Another explanation of this verse is that there are two kinds of wars: mandatory and optional. Each Jew is obliged to war in order to illuminate his private domain, whereas war in the public domain is a matter of choice. Nevertheless, the public domain receives the same guarantee as the private one that "G‑d will give it into your hands", as the verse concludes.

If the Almighty is there to help us, why is it always so difficult? When asked by his Chassidim, "Rebbe, how do we protect ourselves from our evil inclinations chasing us all the time?", Rebbe Naftali of Ropshitz would say, "I guarantee you, it will not chase after you if you do not chase after it!"

The portion ends with one of the Six Daily Remembrances, "Remember what Amalek did to you on the way out of Egypt". (Deut. 25:17) Why does the verse use the singular "you" rather than the plural?
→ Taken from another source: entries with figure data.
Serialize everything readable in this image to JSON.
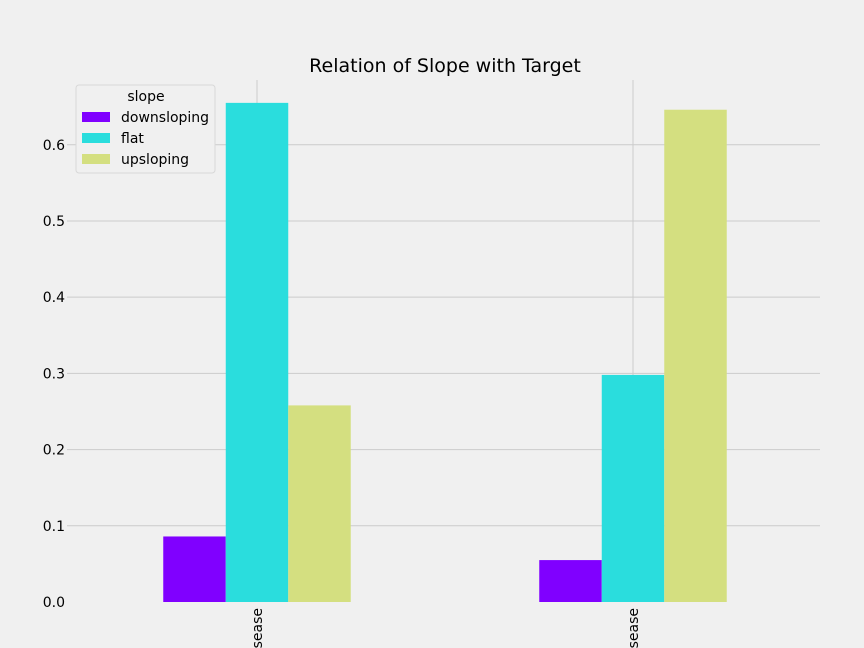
{
  "chart_data": {
    "type": "bar",
    "title": "Relation of Slope with Target",
    "xlabel": "",
    "ylabel": "",
    "categories": [
      "Heart Disease",
      "No Heart Disease"
    ],
    "category_labels_visible": [
      "sease",
      "sease"
    ],
    "series": [
      {
        "name": "downsloping",
        "color": "#8000ff",
        "values": [
          0.086,
          0.055
        ]
      },
      {
        "name": "flat",
        "color": "#2adddd",
        "values": [
          0.655,
          0.298
        ]
      },
      {
        "name": "upsloping",
        "color": "#d4df80",
        "values": [
          0.258,
          0.646
        ]
      }
    ],
    "ylim": [
      0,
      0.685
    ],
    "yticks": [
      0.0,
      0.1,
      0.2,
      0.3,
      0.4,
      0.5,
      0.6
    ],
    "ytick_labels": [
      "0.0",
      "0.1",
      "0.2",
      "0.3",
      "0.4",
      "0.5",
      "0.6"
    ],
    "grid": true,
    "legend": {
      "title": "slope",
      "placement": "top-left"
    },
    "colors": {
      "background": "#f0f0f0",
      "grid": "#cbcbcb"
    }
  }
}
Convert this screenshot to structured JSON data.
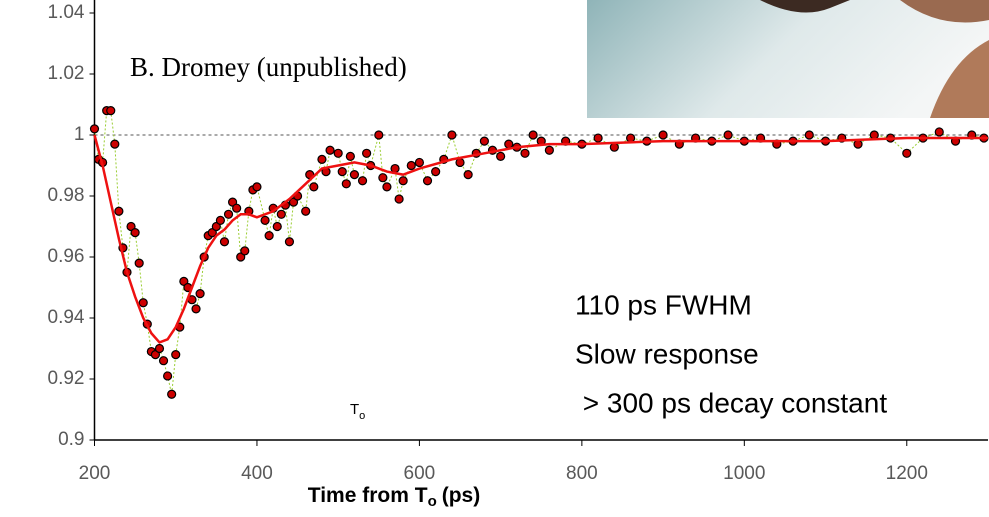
{
  "chart_data": {
    "type": "scatter",
    "x_label": [
      "Time from T",
      "o",
      "(ps)"
    ],
    "credit": "B. Dromey (unpublished)",
    "annotations": [
      "110 ps FWHM",
      "Slow response",
      " > 300 ps decay constant"
    ],
    "marker_label": [
      "T",
      "o"
    ],
    "xlim": [
      200,
      1300
    ],
    "ylim": [
      0.9,
      1.04
    ],
    "xticks": [
      200,
      400,
      600,
      800,
      1000,
      1200
    ],
    "yticks": [
      0.9,
      0.92,
      0.94,
      0.96,
      0.98,
      1,
      1.02,
      1.04
    ],
    "reference_line": 1,
    "series": [
      {
        "type": "scatter",
        "color": "#cc0000",
        "x": [
          200,
          205,
          210,
          215,
          220,
          225,
          230,
          235,
          240,
          245,
          250,
          255,
          260,
          265,
          270,
          275,
          280,
          285,
          290,
          295,
          300,
          305,
          310,
          315,
          320,
          325,
          330,
          335,
          340,
          345,
          350,
          355,
          360,
          365,
          370,
          375,
          380,
          385,
          390,
          395,
          400,
          410,
          415,
          420,
          425,
          430,
          435,
          440,
          445,
          450,
          460,
          465,
          470,
          480,
          485,
          490,
          500,
          505,
          510,
          515,
          520,
          530,
          535,
          540,
          550,
          555,
          560,
          570,
          575,
          580,
          590,
          600,
          610,
          620,
          630,
          640,
          650,
          660,
          670,
          680,
          690,
          700,
          710,
          720,
          730,
          740,
          750,
          760,
          780,
          800,
          820,
          840,
          860,
          880,
          900,
          920,
          940,
          960,
          980,
          1000,
          1020,
          1040,
          1060,
          1080,
          1100,
          1120,
          1140,
          1160,
          1180,
          1200,
          1220,
          1240,
          1260,
          1280,
          1295
        ],
        "values": [
          1.002,
          0.992,
          0.991,
          1.008,
          1.008,
          0.997,
          0.975,
          0.963,
          0.955,
          0.97,
          0.968,
          0.958,
          0.945,
          0.938,
          0.929,
          0.928,
          0.93,
          0.926,
          0.921,
          0.915,
          0.928,
          0.937,
          0.952,
          0.95,
          0.946,
          0.943,
          0.948,
          0.96,
          0.967,
          0.968,
          0.97,
          0.972,
          0.965,
          0.974,
          0.978,
          0.976,
          0.96,
          0.962,
          0.975,
          0.982,
          0.983,
          0.972,
          0.967,
          0.976,
          0.97,
          0.974,
          0.977,
          0.965,
          0.978,
          0.98,
          0.975,
          0.987,
          0.983,
          0.992,
          0.988,
          0.995,
          0.994,
          0.988,
          0.984,
          0.993,
          0.987,
          0.985,
          0.994,
          0.99,
          1.0,
          0.986,
          0.983,
          0.989,
          0.979,
          0.985,
          0.99,
          0.991,
          0.985,
          0.988,
          0.992,
          1.0,
          0.991,
          0.987,
          0.994,
          0.998,
          0.995,
          0.993,
          0.997,
          0.996,
          0.994,
          1.0,
          0.998,
          0.995,
          0.998,
          0.997,
          0.999,
          0.996,
          0.999,
          0.998,
          1.0,
          0.997,
          0.999,
          0.998,
          1.0,
          0.998,
          0.999,
          0.997,
          0.998,
          1.0,
          0.998,
          0.999,
          0.997,
          1.0,
          0.999,
          0.994,
          0.999,
          1.001,
          0.998,
          1.0,
          0.999
        ]
      },
      {
        "type": "line",
        "color": "#ee1111",
        "x": [
          200,
          210,
          220,
          230,
          240,
          250,
          260,
          270,
          280,
          290,
          300,
          310,
          320,
          330,
          340,
          350,
          360,
          370,
          380,
          390,
          400,
          420,
          440,
          460,
          480,
          500,
          520,
          540,
          560,
          580,
          600,
          640,
          680,
          720,
          760,
          800,
          900,
          1000,
          1100,
          1200,
          1300
        ],
        "values": [
          1.0,
          0.99,
          0.978,
          0.966,
          0.955,
          0.947,
          0.94,
          0.935,
          0.932,
          0.933,
          0.937,
          0.943,
          0.95,
          0.957,
          0.963,
          0.967,
          0.969,
          0.972,
          0.974,
          0.974,
          0.973,
          0.975,
          0.979,
          0.984,
          0.989,
          0.99,
          0.991,
          0.99,
          0.988,
          0.987,
          0.989,
          0.992,
          0.994,
          0.996,
          0.997,
          0.997,
          0.998,
          0.998,
          0.998,
          0.999,
          0.999
        ]
      }
    ]
  }
}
Because Amalek, our eternal enemies, can only attack us when we isolate ourselves and are not close together with the community. In Elul the gates of Heaven are open…

The month of Elul is the month in which we review what happened to us in the last year and try to fix the areas where we come up short. Rabbi Yosef Yitzchak of Lubavitch wrote that in Elul the gates of Heaven are open! Which gates? The Gates of Compassion which open into the Chamber of Merit. For whom are they opened? For all of our brethren, the Jewish people. We make an honest soul-accounting of our divine service - the Torah we learned and which we taught to our children as well as the efforts we made to strengthen the Jewish community. May our accountings lead us to true return to G‑d, and, as a result, may we merit to see G‑dliness revealed throughout the world with the final redemption.